UW’s Cent$ible Nutrition is a sponsor of an event that will teach about the realities of poverty next month at Laramie County Community College, according to The Wyoming Tribune Eagle.

Hits 106 reported that the UW Art Museum’s annual gala is next month at the Marian H. Rochelle Gateway Center.

Peter Wittig, Germany’s ambassador to the United States, gave a lecture at UW last week on the importance of maintaining a strong trans-Atlantic alliance, reported Wyoming Public Media.

Dairy Herd Management noted that Anowar Islam, UW Extension forage specialist, is among researchers who received a $250,000 grant for a three-year, three-state alfalfa study.

Chad Baldwin, UW associate vice president for communications and marketing, told The Northern Wyoming Daily News that the university did not cancel classes during last week’s bomb threat to Wyoming state government buildings. The incident was deemed a hoax last week.

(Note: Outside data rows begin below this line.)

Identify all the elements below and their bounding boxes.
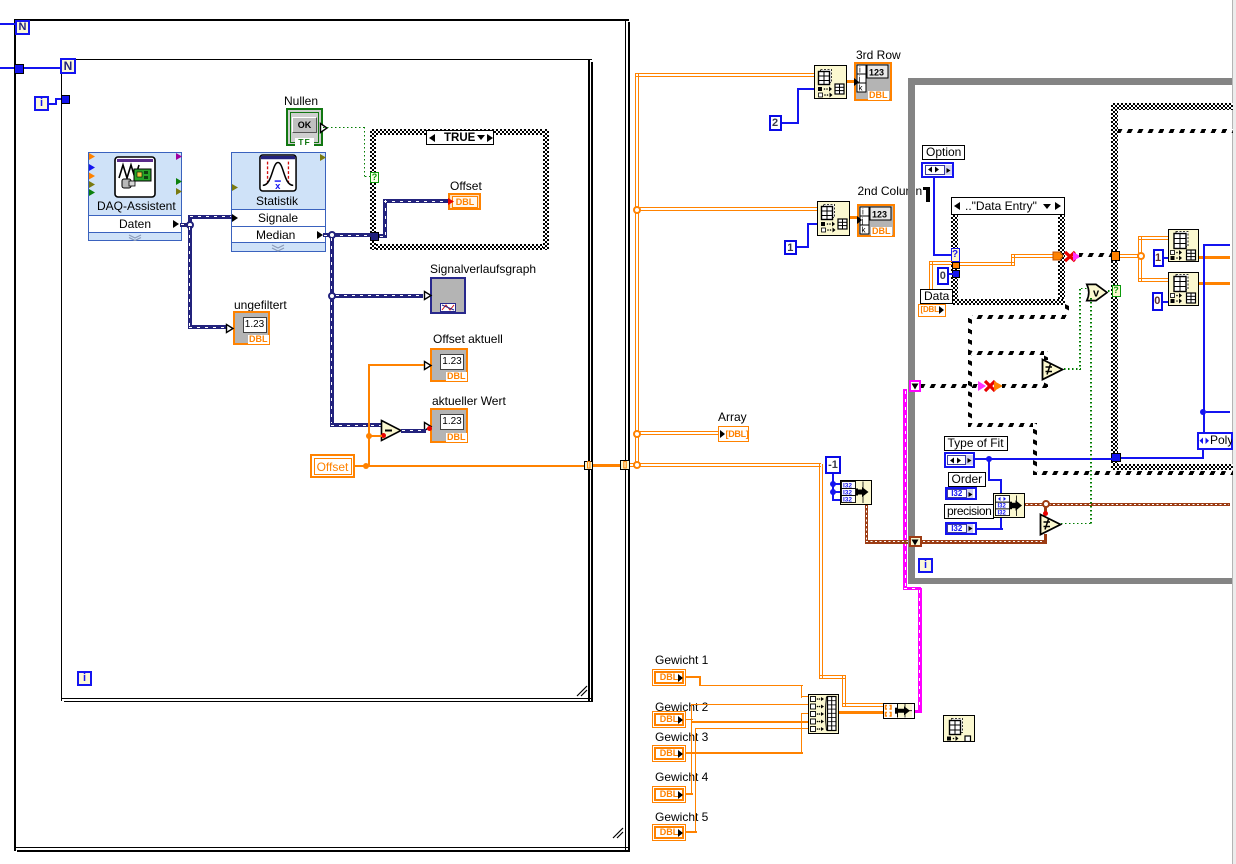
control I32 Order — [945, 487, 977, 500]
wire array down to build-matrix — [819, 464, 823, 678]
svg-text:I32: I32 — [843, 489, 852, 496]
junction dot Offset — [363, 463, 369, 469]
label Option — [922, 145, 965, 160]
tunnel outer loop left — [14, 64, 24, 74]
label Order — [948, 472, 987, 487]
wire count outer N — [0, 23, 15, 25]
tunnel orange Data Entry left — [952, 262, 960, 269]
wire Offset to subtract — [368, 435, 382, 437]
junction dot blue — [1200, 409, 1206, 415]
wire precision to bundle — [977, 528, 1003, 530]
indicator DBL Offset aktuell — [430, 348, 468, 382]
i terminal outer loop — [34, 96, 49, 111]
broken wire dashed from shift register — [921, 384, 978, 388]
wire dynamic down to ungefiltert — [188, 226, 192, 327]
not-equal node bottom — [1039, 513, 1064, 537]
window edge strip — [1232, 0, 1236, 864]
indicator DBL ungefiltert — [233, 311, 270, 345]
wire i to inner tunnel — [49, 103, 56, 105]
tunnel case TRUE left — [370, 232, 379, 241]
label Nullen — [284, 95, 318, 108]
label Signalverlaufsgraph — [430, 263, 536, 276]
svg-text:i: i — [859, 66, 861, 75]
wire constant 0 to tunnel — [949, 273, 953, 275]
node Build Array — [808, 694, 840, 734]
constant 1 — [784, 240, 797, 255]
case selector terminal ? right case — [1112, 285, 1121, 297]
broken wire dashed to not-equal — [1002, 384, 1048, 388]
case structure Data Entry selector — [951, 197, 1065, 215]
wire blue branch right — [1206, 411, 1230, 413]
constant -1 — [825, 456, 841, 474]
label precision — [944, 504, 994, 519]
indicator array [DBL] — [718, 426, 750, 442]
case structure right border — [1111, 103, 1233, 110]
label ungefiltert — [234, 299, 287, 312]
wire blue Polyn to tunnel — [1202, 450, 1204, 459]
wire dynamic Daten output — [180, 223, 192, 227]
broken wire arrow orange — [993, 380, 1004, 392]
label Gewicht 1 — [655, 654, 708, 667]
wire constant 0 right — [1163, 301, 1168, 303]
case structure TRUE border — [370, 129, 549, 135]
svg-text:x: x — [275, 181, 281, 192]
svg-text:I32: I32 — [843, 482, 852, 489]
broken wire dashed bottom right — [1033, 471, 1234, 475]
junction dot -1 b — [830, 489, 836, 495]
junction ring Median — [328, 231, 336, 239]
case selector terminal ? — [370, 172, 379, 183]
black elbow mark — [923, 187, 930, 191]
wire array inside Data Entry case — [960, 262, 1015, 266]
indicator 3rd Row — [854, 62, 893, 101]
control I32 precision — [945, 522, 977, 535]
constant 0 right — [1152, 292, 1164, 311]
wire dynamic up to Signale — [188, 215, 192, 225]
wire Option to case selector — [933, 178, 935, 256]
wire Gewicht 5 — [686, 831, 697, 833]
svg-text:I32: I32 — [997, 510, 1006, 516]
Statistik express VI — [231, 152, 327, 252]
tunnel indexing Data Entry right — [1052, 250, 1064, 262]
i terminal while loop — [918, 558, 933, 573]
constant 2 — [769, 115, 782, 131]
wire brown down to not-equal — [1044, 506, 1048, 514]
control array Data [DBL] — [918, 304, 946, 317]
wire constant 1 to index — [797, 246, 809, 248]
N terminal outer loop — [15, 20, 30, 35]
svg-text:I32: I32 — [997, 503, 1006, 509]
indicator 2nd Column — [857, 204, 896, 237]
svg-text:i: i — [862, 207, 864, 216]
label Array — [718, 411, 747, 424]
constant 0 Data Entry — [937, 267, 949, 285]
subtract node — [380, 419, 404, 443]
wire array main vertical — [635, 73, 639, 465]
junction ring array indicator branch — [640, 431, 718, 435]
control ring Option — [921, 162, 954, 178]
broken wire arrow magenta 2 — [977, 380, 987, 392]
tunnel blue right case — [1111, 453, 1121, 463]
wire brown cluster output — [1025, 503, 1230, 507]
junction ring brown — [1042, 500, 1050, 508]
label Gewicht 2 — [655, 701, 708, 714]
wire Gewicht 1 — [686, 676, 701, 678]
wire into left tunnel — [0, 67, 14, 69]
wire magenta matrix — [915, 710, 922, 714]
coercion dot not-equal — [1043, 511, 1048, 516]
wire array top to Index Array 1 — [635, 73, 815, 77]
label Type of Fit — [944, 436, 1008, 451]
svg-text:v: v — [1093, 288, 1100, 300]
N terminal inner loop — [60, 58, 76, 74]
node Index Array 1 — [814, 65, 847, 99]
indicator DBL Offset inside case — [448, 193, 481, 210]
svg-text:I32: I32 — [843, 496, 852, 503]
wire Gewicht 4 — [686, 793, 693, 795]
control DBL Gewicht 1 — [652, 669, 686, 686]
label Offset (inside case) — [450, 180, 482, 193]
broken wire arrow magenta — [1072, 251, 1082, 262]
tunnel orange right case left — [1111, 251, 1120, 261]
indicator DBL aktueller Wert — [430, 408, 468, 443]
coercion dot aktueller Wert — [427, 426, 432, 431]
tunnel outer loop right (indexing) — [620, 460, 630, 470]
wire array Data to tunnel — [929, 261, 933, 304]
wire Type of Fit branch to bundle — [988, 459, 990, 480]
for-loop outer corner handle — [612, 827, 624, 839]
wire green or output — [1108, 290, 1113, 292]
wire constant 2 to index — [782, 122, 799, 124]
control DBL Gewicht 4 — [652, 786, 686, 803]
node Index and Bundle I32 — [840, 480, 873, 506]
wire array inside right case — [1120, 254, 1141, 258]
wire Gewicht 3 — [686, 752, 803, 754]
junction ring array right case — [1137, 252, 1145, 260]
wire Offset up branch — [368, 365, 370, 465]
for-loop inner border — [61, 59, 63, 701]
wire Index Array right 2 output — [1199, 282, 1231, 285]
node Convert to Real Matrix — [883, 703, 915, 720]
tunnel inner loop right (indexing) — [584, 461, 594, 471]
node Index Array right 2 — [1168, 272, 1199, 306]
junction ring Daten — [186, 221, 194, 229]
i terminal inner loop — [77, 671, 92, 686]
control DBL Gewicht 5 — [652, 824, 686, 841]
wire dynamic to subtract node — [330, 423, 383, 427]
wire Gewicht 2 — [686, 719, 693, 721]
label control Offset — [310, 454, 355, 478]
junction ring graph branch — [328, 292, 336, 300]
constant enum Polynomial — [1197, 432, 1234, 450]
or gate — [1085, 283, 1109, 302]
broken wire dashed to right case — [1079, 253, 1111, 257]
case selector TRUE — [426, 130, 494, 145]
junction ring array row2 — [640, 207, 817, 211]
tunnel inner loop left — [61, 95, 70, 104]
broken wire dashed top right — [1118, 129, 1233, 133]
wire dynamic vertical Median down — [330, 237, 334, 427]
while loop border — [908, 78, 1232, 85]
shift register left magenta — [909, 380, 922, 392]
node Index Array 2 — [817, 201, 850, 236]
wire dynamic subtract output — [401, 429, 426, 433]
svg-text:123: 123 — [869, 68, 884, 78]
wire green not-equal top output — [1064, 368, 1081, 370]
constant 1 right — [1153, 249, 1164, 268]
broken wire dashed from case corner — [1065, 304, 1069, 319]
broken wire X mark — [1063, 250, 1077, 263]
broken wire dashed branch to not-equal top — [968, 351, 1049, 355]
broken wire X mark 2 — [983, 379, 997, 393]
node bundle fit options — [993, 493, 1025, 518]
wire dynamic to Signalverlaufsgraph — [335, 294, 423, 298]
coercion dot subtract input — [381, 433, 386, 438]
label 3rd Row — [856, 49, 901, 62]
indicator Signalverlaufsgraph terminal — [430, 277, 466, 314]
label Gewicht 3 — [655, 731, 708, 744]
wire brown init to shift register — [865, 505, 869, 544]
tunnel blue Data Entry left — [952, 270, 961, 278]
shift register left brown — [909, 536, 922, 548]
label 2nd Column — [858, 185, 923, 198]
node Index Array unwired — [943, 715, 975, 742]
junction dot Type of Fit — [986, 456, 992, 462]
svg-text:123: 123 — [872, 209, 887, 219]
wire boolean Nullen to case selector (green dotted) — [323, 127, 365, 129]
junction ring array bottom — [630, 463, 821, 467]
wire Index Array 1 output — [847, 80, 854, 83]
label aktueller Wert — [432, 395, 506, 408]
wire brown shift register to not-equal — [922, 540, 1048, 544]
wire tunnel to inner N — [24, 67, 61, 69]
for-loop outer border — [14, 19, 16, 851]
wire blue result corner — [1203, 244, 1231, 246]
wire Build Array output — [839, 711, 883, 715]
label Gewicht 4 — [655, 771, 708, 784]
control ring Type of Fit — [944, 452, 975, 468]
junction dot -1 a — [830, 481, 836, 487]
wire Offset control to tunnel — [355, 465, 585, 467]
wire Index Array right 1 output — [1199, 256, 1231, 259]
label Data — [920, 289, 953, 304]
not-equal node top — [1041, 358, 1066, 382]
wire Index Array 2 output — [850, 216, 857, 219]
case selector terminal ? Data Entry — [951, 248, 960, 262]
wire dynamic Median output — [323, 233, 371, 237]
wire dynamic inside case to Offset indicator — [379, 234, 387, 238]
wire Type of Fit to tunnel — [975, 458, 1112, 460]
wire between tunnels — [593, 464, 620, 467]
node Index Array right 1 — [1168, 229, 1199, 263]
wire constant -1 down — [832, 474, 834, 501]
wire green not-equal bottom output — [1061, 523, 1092, 525]
DAQ-Assistent express VI — [88, 152, 183, 241]
case structure Data Entry border — [951, 215, 958, 306]
for-loop inner corner handle — [576, 685, 588, 697]
wire constant 1 right — [1164, 257, 1168, 259]
control DBL Gewicht 3 — [652, 745, 686, 762]
junction dot Offset branch — [366, 433, 372, 439]
label Offset aktuell — [433, 333, 503, 346]
label Gewicht 5 — [655, 811, 708, 824]
control DBL Gewicht 2 — [652, 711, 686, 728]
boolean OK button Nullen — [286, 108, 323, 146]
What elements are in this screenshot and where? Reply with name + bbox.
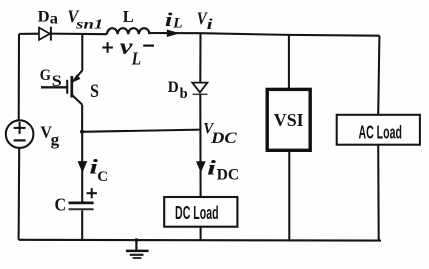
inductor L <box>107 28 149 34</box>
svg-text:i: i <box>207 155 216 179</box>
label Vg <box>40 123 59 149</box>
ground <box>126 238 149 258</box>
svg-text:sn1: sn1 <box>75 17 103 32</box>
diode Db <box>192 83 207 95</box>
wire Vsn1 drop to transistor <box>81 34 83 71</box>
node junction dot <box>80 130 84 134</box>
svg-text:S: S <box>52 73 62 90</box>
wire AC load to bottom rail <box>377 145 380 241</box>
emitter diagonal <box>72 95 82 105</box>
svg-text:b: b <box>180 86 188 102</box>
wire VSI drop <box>288 35 290 90</box>
diode Da <box>39 27 51 41</box>
svg-text:DC: DC <box>217 166 240 183</box>
VSI box U1 <box>267 89 310 150</box>
wire AC load drop <box>378 36 379 115</box>
wire left vertical (source branch) <box>18 34 20 121</box>
label + vL - (inductor voltage) <box>102 34 154 69</box>
label iDC <box>207 155 239 183</box>
svg-text:VSI: VSI <box>274 110 304 130</box>
capacitor C <box>69 203 94 209</box>
gate lead <box>41 86 67 88</box>
wire bottom rail <box>19 239 381 242</box>
label GS <box>40 67 62 90</box>
svg-text:L: L <box>172 16 183 32</box>
collector diagonal <box>72 70 83 82</box>
wire Vi drop to diode Db <box>199 33 201 82</box>
svg-text:C: C <box>55 195 67 215</box>
node Vsn1 <box>67 6 103 31</box>
current arrow iL <box>167 30 180 38</box>
svg-text:i: i <box>165 10 174 31</box>
wire top rail Da to L <box>51 33 107 36</box>
node VDC <box>203 120 237 146</box>
wire from source to bottom rail <box>18 148 21 240</box>
wire capacitor to bottom rail <box>81 210 83 240</box>
svg-text:a: a <box>50 11 58 28</box>
node Vi <box>197 9 214 33</box>
label iL <box>165 10 183 32</box>
current arrow iC <box>78 161 88 173</box>
voltage source Vg <box>6 120 34 148</box>
wire top rail left <box>19 33 40 35</box>
label Db <box>168 79 188 102</box>
collector arrow <box>72 74 81 82</box>
label Da <box>38 9 58 28</box>
body bar <box>70 76 73 98</box>
DC Load box <box>164 197 237 227</box>
svg-text:AC Load: AC Load <box>358 122 402 142</box>
wire top rail L to right <box>150 33 380 36</box>
svg-text:S: S <box>90 81 99 102</box>
svg-text:C: C <box>97 169 108 185</box>
svg-text:L: L <box>123 7 134 26</box>
svg-text:DC: DC <box>210 130 237 147</box>
svg-text:DC Load: DC Load <box>175 203 219 223</box>
gate bar <box>66 80 68 94</box>
AC Load box <box>337 115 420 145</box>
wire DC load to bottom rail <box>200 227 202 241</box>
current arrow iDC <box>196 161 206 173</box>
svg-text:L: L <box>131 48 141 68</box>
label + (capacitor polarity) <box>87 188 97 198</box>
wire capacitor branch <box>81 132 83 202</box>
svg-text:G: G <box>40 67 51 84</box>
svg-text:g: g <box>51 130 60 149</box>
wire mid rail to VDC <box>82 130 201 132</box>
label iC <box>89 155 108 186</box>
wire VSI to bottom rail <box>288 150 290 240</box>
svg-text:D: D <box>38 9 50 26</box>
wire emitter down to mid node <box>81 105 83 132</box>
transistor Q1 (IGBT S) <box>41 70 82 104</box>
wire Db to DC load <box>199 94 201 197</box>
svg-text:D: D <box>168 79 179 96</box>
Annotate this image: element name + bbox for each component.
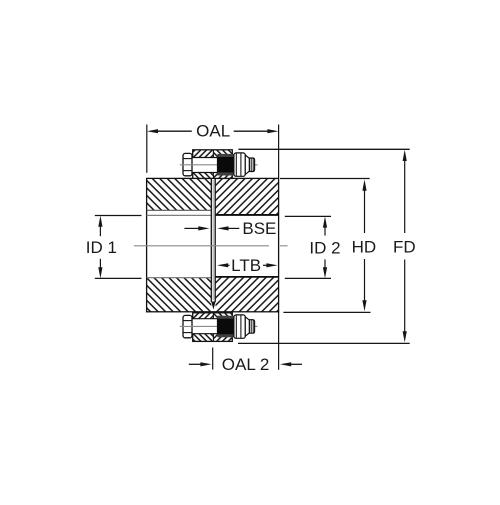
svg-text:FD: FD xyxy=(393,237,416,256)
main horizontal centerline xyxy=(134,245,269,247)
OAL dim line right + arrow xyxy=(267,129,278,133)
FD top extension line xyxy=(238,148,409,150)
ID1 bottom extension line xyxy=(95,277,142,279)
ID 2 dimension xyxy=(285,216,341,278)
hex bolt head xyxy=(183,153,192,175)
svg-text:ID 1: ID 1 xyxy=(86,238,117,257)
OAL left extension line xyxy=(146,125,148,173)
svg-text:BSE: BSE xyxy=(242,219,276,238)
hub body left half hatch top xyxy=(147,178,212,210)
bottom bolt assembly (mirror) xyxy=(180,313,258,342)
OAL2 right extension line xyxy=(278,312,280,370)
boss hatch top strip right xyxy=(213,150,232,158)
FD dimension xyxy=(238,149,416,343)
svg-text:ID 2: ID 2 xyxy=(309,238,340,257)
bore line left hub keyway top xyxy=(147,209,212,211)
OAL2 right arrow (outside, pointing left) xyxy=(280,362,291,366)
OAL dimension xyxy=(147,122,279,178)
bore line left hub top xyxy=(147,214,212,216)
OAL2 left extension line xyxy=(212,348,214,370)
nut taper xyxy=(245,155,249,174)
hub body right half hatch top xyxy=(216,178,279,215)
hub body left half hatch bottom xyxy=(147,278,212,312)
ID2 dim line up arrow xyxy=(323,216,327,227)
bore line left hub bottom xyxy=(147,277,212,279)
bore line right hub bottom xyxy=(216,276,279,278)
centerline stub right xyxy=(280,245,288,247)
split line right xyxy=(214,178,216,302)
LTB right arrow (pointing right) xyxy=(263,264,268,266)
ID1 dim line up arrow xyxy=(98,216,102,227)
OAL2 left arrow (outside, pointing right) xyxy=(189,363,202,365)
ID2 dim line down arrow xyxy=(323,267,327,278)
ID1 dim line down arrow xyxy=(98,267,102,278)
boss hatch bottom strip right xyxy=(213,173,232,179)
HD dim line + arrows xyxy=(362,180,366,191)
BSE right arrow (pointing left at split) xyxy=(217,226,228,230)
hub body outline xyxy=(147,178,279,311)
bolt tip xyxy=(249,158,254,172)
svg-text:LTB: LTB xyxy=(231,256,261,275)
split bottom point xyxy=(211,302,215,310)
threaded section xyxy=(217,156,234,172)
LTB left arrow (pointing left) xyxy=(217,263,228,267)
OAL dim line left + arrow xyxy=(147,129,158,133)
nut xyxy=(234,153,245,176)
top bolt assembly xyxy=(180,150,258,179)
FD bottom extension line xyxy=(238,342,410,344)
bolt centerline xyxy=(180,164,258,166)
BSE left arrow (pointing right at split) xyxy=(184,227,199,229)
ID1 top extension line xyxy=(95,215,142,217)
svg-text:OAL 2: OAL 2 xyxy=(222,355,270,374)
OAL right extension line xyxy=(278,125,280,179)
ID2 bottom extension line xyxy=(285,277,331,279)
ID2 top extension line xyxy=(285,215,331,217)
split line left xyxy=(210,178,212,302)
OAL 2 dimension xyxy=(189,312,302,374)
LTB dimension xyxy=(217,256,278,275)
bolt shank hole xyxy=(192,158,218,173)
BSE dimension xyxy=(184,219,276,238)
hub body right half hatch bottom xyxy=(216,277,279,312)
svg-text:OAL: OAL xyxy=(196,122,230,141)
flange boss top xyxy=(193,150,233,179)
ID 1 dimension xyxy=(86,216,142,279)
boss hatch top strip left xyxy=(193,150,214,158)
boss split line xyxy=(212,150,214,158)
split centerline grey xyxy=(212,180,214,300)
HD top extension line xyxy=(280,178,370,180)
svg-text:HD: HD xyxy=(352,237,377,256)
boss hatch bottom strip left xyxy=(193,173,214,179)
bore line right hub top xyxy=(216,214,279,216)
HD bottom extension line xyxy=(283,311,370,313)
HD dimension xyxy=(280,179,376,313)
FD dim line + arrows xyxy=(403,150,407,161)
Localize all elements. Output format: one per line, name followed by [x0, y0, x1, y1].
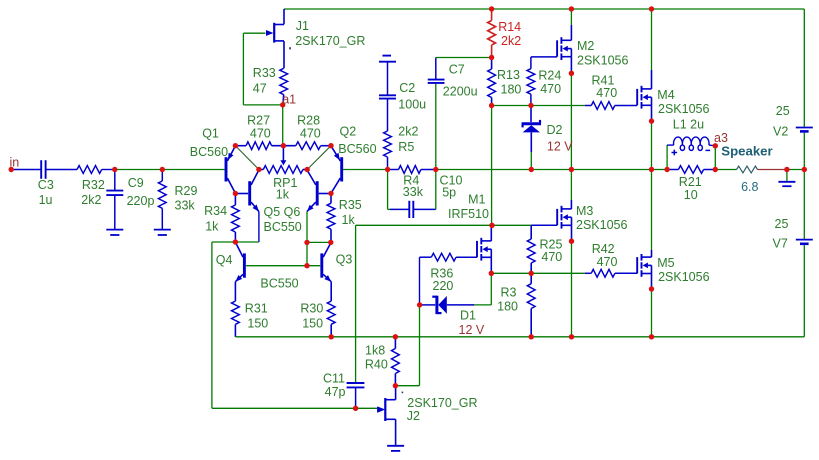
svg-text:47: 47: [253, 81, 267, 95]
svg-text:R40: R40: [365, 357, 388, 371]
svg-text:1u: 1u: [39, 193, 53, 207]
svg-text:Q2: Q2: [340, 125, 357, 139]
svg-text:R32: R32: [82, 178, 105, 192]
svg-text:47p: 47p: [325, 385, 346, 399]
svg-text:1k: 1k: [342, 213, 356, 227]
svg-text:C9: C9: [128, 176, 144, 190]
svg-text:Q1: Q1: [202, 126, 219, 140]
svg-text:100u: 100u: [398, 97, 426, 111]
svg-text:D1: D1: [460, 309, 476, 323]
svg-text:M1: M1: [468, 192, 485, 206]
svg-text:C7: C7: [449, 63, 465, 77]
svg-text:2SK1056: 2SK1056: [658, 102, 709, 116]
svg-text:6.8: 6.8: [741, 180, 758, 194]
svg-text:2SK170_GR: 2SK170_GR: [407, 396, 477, 410]
svg-text:R30: R30: [300, 301, 323, 315]
svg-text:150: 150: [247, 317, 268, 331]
svg-text:in: in: [10, 156, 20, 170]
svg-text:1k8: 1k8: [365, 343, 385, 357]
svg-text:10: 10: [684, 188, 698, 202]
svg-text:BC550: BC550: [260, 276, 298, 290]
svg-text:180: 180: [497, 299, 518, 313]
svg-text:M2: M2: [577, 39, 594, 53]
svg-text:1k: 1k: [276, 188, 290, 202]
svg-text:R3: R3: [501, 285, 517, 299]
svg-text:470: 470: [540, 82, 561, 96]
svg-text:12 V: 12 V: [547, 139, 573, 153]
svg-text:R21: R21: [679, 175, 702, 189]
svg-text:M3: M3: [576, 204, 593, 218]
svg-text:BC560: BC560: [338, 142, 376, 156]
svg-text:R33: R33: [253, 66, 276, 80]
svg-text:2SK1056: 2SK1056: [658, 270, 709, 284]
svg-text:V2: V2: [773, 124, 788, 138]
svg-text:a1: a1: [282, 92, 296, 106]
svg-text:470: 470: [250, 126, 271, 140]
svg-text:Speaker: Speaker: [721, 144, 772, 159]
svg-text:2k2: 2k2: [501, 34, 521, 48]
svg-text:IRF510: IRF510: [448, 207, 489, 221]
svg-text:220: 220: [433, 279, 454, 293]
svg-text:C3: C3: [38, 178, 54, 192]
svg-text:R24: R24: [538, 69, 561, 83]
svg-text:Q3: Q3: [336, 252, 353, 266]
svg-text:150: 150: [302, 317, 323, 331]
svg-text:R42: R42: [592, 242, 615, 256]
svg-text:220p: 220p: [127, 194, 155, 208]
svg-text:R5: R5: [398, 140, 414, 154]
svg-text:33k: 33k: [403, 185, 424, 199]
svg-text:2SK1056: 2SK1056: [576, 218, 627, 232]
svg-text:2SK170_GR: 2SK170_GR: [295, 34, 365, 48]
svg-text:5p: 5p: [442, 186, 456, 200]
svg-text:BC550: BC550: [264, 220, 302, 234]
svg-text:470: 470: [541, 250, 562, 264]
svg-text:J1: J1: [296, 19, 309, 33]
svg-text:M5: M5: [657, 256, 674, 270]
svg-text:R13: R13: [497, 68, 520, 82]
svg-text:R31: R31: [245, 301, 268, 315]
svg-text:R35: R35: [339, 198, 362, 212]
svg-text:M4: M4: [657, 88, 674, 102]
svg-text:D2: D2: [547, 123, 563, 137]
svg-text:470: 470: [596, 86, 617, 100]
svg-text:C2: C2: [399, 81, 415, 95]
svg-text:V7: V7: [773, 237, 788, 251]
svg-text:470: 470: [300, 126, 321, 140]
svg-text:180: 180: [501, 83, 522, 97]
svg-text:2k2: 2k2: [81, 193, 101, 207]
svg-text:R34: R34: [204, 204, 227, 218]
svg-text:12 V: 12 V: [459, 323, 485, 337]
svg-text:25: 25: [776, 104, 790, 118]
svg-text:2SK1056: 2SK1056: [577, 54, 628, 68]
svg-text:470: 470: [597, 255, 618, 269]
svg-text:L1 2u: L1 2u: [673, 117, 704, 131]
svg-text:2200u: 2200u: [443, 84, 478, 98]
svg-text:Q4: Q4: [216, 253, 233, 267]
svg-text:C11: C11: [323, 371, 345, 385]
svg-text:25: 25: [775, 217, 789, 231]
svg-text:J2: J2: [407, 409, 420, 423]
svg-text:1k: 1k: [205, 220, 219, 234]
svg-text:R14: R14: [498, 20, 521, 34]
svg-text:33k: 33k: [175, 199, 196, 213]
svg-text:Q5 Q6: Q5 Q6: [264, 205, 301, 219]
svg-text:R29: R29: [175, 184, 198, 198]
svg-text:2k2: 2k2: [398, 124, 418, 138]
svg-text:BC560: BC560: [190, 145, 228, 159]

K2 Radio and The Boomerang also reported on the statewide incident.

ATT:, an online information website, interviewed Enette Larson-Meyer, UW associate professor of human nutrition, on the use of fitness trackers and if the devices help individuals lose weight.

UW is among colleges nationwide offering coloring books to help students relieve stress, reported

The Sheridan Press noted that the Spear-O Mountain Campus of Sheridan College in the Big Horn Mountains hosted researchers and educators this summer, including those from UW.

Mark Jenkins, a UW writer-in-residence and National Geographic correspondent, will discuss his adventure in Burma during a Casper College presentation this week, reported The CS-T.

The Boomerang weighed in with an editorial on whether UW should sell alcohol at sporting events.

UW Department of Music eminent musician-in-residence Libby Larsen discussed her distinguished career with Wyoming Public Radio.

The Herald Glove, Sydney, Australia, printed a feature on former UW baseball standout Art Howe, who enjoyed a successful career as a Major League Baseball coach.